One equation spawned four multi-trillion dollar industries and fundamentally changed how humans think about risk. That's the kind of claim that makes you stop and pay attention — and Derek Muller delivers on that promise in "The Trillion Dollar Equation," a piece that traces how a single mathematical breakthrough transformed finance from a guessing game into a quantifiable science.
The Physics of Finance
The narrative begins with Jim Simons, a mathematics professor who founded the Medallion investment fund in 1988. Muller writes, "every year for the next 30 years The Medallion fund delivered higher returns than the market average and not just by a little bit it returned 66% per year — at that rate of growth $100 invested in 1988 would be worth $8.4 billion today." This isn't a typo. Simons didn't become wealthy through some secret trading system — he built his fortune on applying mathematical rigor to financial markets when the rest of Wall Street was still guessing.
The contrast with Isaac Newton is deliberate and devastating. Muller recounts how "Newton invested in stocks" and put money into the South Sea Company, which was shipping enslaved Africans across the Atlantic.
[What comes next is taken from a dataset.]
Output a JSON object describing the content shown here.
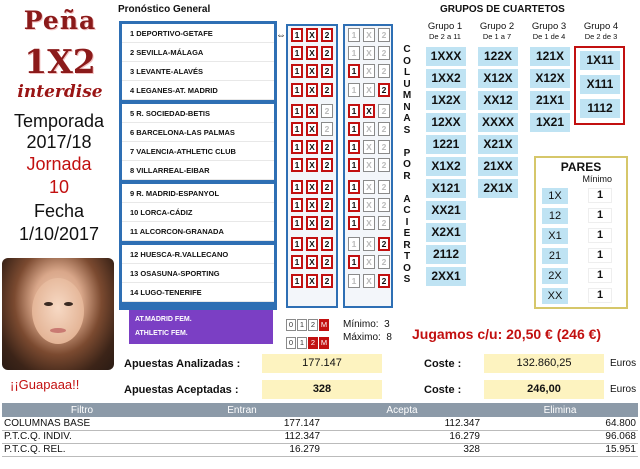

When asked why he didn't see the crash coming, Newton responded: "I can calculate the motions of the heavenly bodies but not the madness of people." This is the central puzzle the piece poses — what did Simons know that Newton didn't?
The answer lies in Louis Bachelier, a physicist who found his way to the Paris Stock Exchange in the 1890s and saw "hundreds of traders screaming prices, making hand signals and doing deals." What captured his interest were contracts known as options — financial instruments that had been around for hundreds of years without any reliable pricing mechanism. The earliest known options were purchased around 600 BC by the Greek philosopher Thales of Miletus, who paid olive press owners a small fee to secure the right to rent their machines at a specified price during harvest.
The Discovery
Bachelier realized that stock prices follow what he called "a random walk" — essentially a coin flip determining whether prices move up or down. Muller explains: "the best you can do is assume that at any point in time the stock price is just as likely to go up as down and therefore over the long term stock prices follow a random walk." This insight was the key to pricing options fairly, and Bachelier had rediscovered it independently of Einstein's work on Brownian motion.
The piece walks through how options work — call options give you the right but not the obligation to buy something at a later date for a set price, while put options protect against downward movements. The "three advantages" Muller outlines show why derivatives became so powerful: limiting downside risk, providing leverage, and serving as hedges.
Bachelier's insight was that "the fair price is what makes the expected return for buyers and sellers equal — both parties should stand to gain or lose the same amount." This mathematical framework would eventually become the Black-Scholes equation, discovered independently by Fischer Black and Myron Scholes in the 1970s.
The Missing Piece
But here's where Muller tells a compelling story about neglect: "when Bachelier finished his thesis he had beaten Einstein to inventing the random walk and solved a problem that had eluded options traders for hundreds of years but no one noticed — the physicists were uninterested and traders weren't ready." The equation existed without anyone understanding how to make money from it. The piece notes this as the key gap — mathematics alone doesn't create financial markets; you also need infrastructure, regulation, and capital to actually trade on these insights.
I can calculate the motions of the heavenly bodies but not the madness of people.
Bottom Line
The strongest argument in this piece is that finance is a physics problem — and understanding risk requires the same rigor as understanding heat diffusion or Brownian motion. The vulnerability is that the trillion-dollar claim oversimplifies history: the equation alone didn't create modern derivatives markets; regulation, computing power, and global capital flows did the heavy lifting. Still, Muller makes an irrefutable case that mathematics transformed how we think about risk — and that transformation has shaped every major financial institution on the planet.